The present contribution aims to “dig deeper” and offers a unique insight into the social structure of the catacombs. One of the oldest and relatively well preserved nucleus of the Catacombs of Priscilla, the so-called arenario centrale, dated approx. between 210 and 240 serves this endeavour. A systematic data collection, supported by the techniques of a survey, was carried out in the entire region and focused on the tombs and their immediate context. Recorded is the tomb typology, size, allocation, decoration, and if any traces remained, the cover material. These little yet significant features reflects (financial) efforts made for the preservation of the defunct’s body and memory. In this context, the epigraphic evidence is essential. Although the inscriptions are shaped by “archaic brevity”, they bear essential facts like name, sex, potentially the most frequently used language of the deceased, indicators of religious attitude, and occasionally also the age, donor and profession.

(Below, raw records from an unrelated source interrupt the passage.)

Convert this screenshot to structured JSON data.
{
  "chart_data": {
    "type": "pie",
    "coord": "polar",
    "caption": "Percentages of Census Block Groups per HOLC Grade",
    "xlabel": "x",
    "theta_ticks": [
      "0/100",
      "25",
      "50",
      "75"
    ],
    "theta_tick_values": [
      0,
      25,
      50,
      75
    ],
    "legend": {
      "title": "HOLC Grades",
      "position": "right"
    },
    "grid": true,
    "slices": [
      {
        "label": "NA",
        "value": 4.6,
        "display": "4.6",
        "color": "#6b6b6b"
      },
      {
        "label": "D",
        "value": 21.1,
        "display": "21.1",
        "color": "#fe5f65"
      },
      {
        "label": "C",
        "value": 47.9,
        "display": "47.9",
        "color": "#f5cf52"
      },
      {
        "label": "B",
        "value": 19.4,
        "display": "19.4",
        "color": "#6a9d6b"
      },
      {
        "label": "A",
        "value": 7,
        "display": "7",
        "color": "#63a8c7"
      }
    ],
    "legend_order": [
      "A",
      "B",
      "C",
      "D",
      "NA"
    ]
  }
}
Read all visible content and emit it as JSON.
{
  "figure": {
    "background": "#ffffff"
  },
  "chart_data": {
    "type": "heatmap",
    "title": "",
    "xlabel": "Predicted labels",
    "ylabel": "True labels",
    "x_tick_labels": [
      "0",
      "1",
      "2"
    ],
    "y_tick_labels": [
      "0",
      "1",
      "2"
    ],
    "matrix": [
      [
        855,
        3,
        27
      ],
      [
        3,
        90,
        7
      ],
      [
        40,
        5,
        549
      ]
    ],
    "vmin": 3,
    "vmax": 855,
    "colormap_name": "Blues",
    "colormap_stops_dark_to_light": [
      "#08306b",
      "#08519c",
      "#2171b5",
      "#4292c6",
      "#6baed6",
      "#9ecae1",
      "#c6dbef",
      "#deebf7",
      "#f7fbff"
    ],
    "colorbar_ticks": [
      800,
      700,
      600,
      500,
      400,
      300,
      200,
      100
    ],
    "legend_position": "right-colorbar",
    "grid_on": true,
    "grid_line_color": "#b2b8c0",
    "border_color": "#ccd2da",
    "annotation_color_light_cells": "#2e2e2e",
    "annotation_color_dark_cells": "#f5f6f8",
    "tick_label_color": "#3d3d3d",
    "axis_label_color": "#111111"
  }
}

The analysis combines newly compelled evidence with already known materials, such as epigraphic collections or topography. The combination of these data does not only facilitate the contextualization of an individual tomb or text within the funeral complex, it also opens a new perspective on social structure of the defuncts. Calculating proportions, supported by methods of descriptive statistic, helps to emphasize tendencies and provides new information on general demographic figures such as child mortality, (average) age of death, life expectancy and so on. The newly collected data also open the door for the investigation of particular aspects, e.g. that of gender: Were man and woman equal in their death or is there an observable disparity between both sexes? Another advantage of taking a descriptive perspective is that typological economic and sociological differences are more easily comparable at a statistical level. Based on new evidence, the current contribution sheds some light on the mysterious beginnings of the subterranean complexes, provides insights on the economical potential of the occupants and brings more differentiation into their alleged “poor” and “egalitarian” social reality.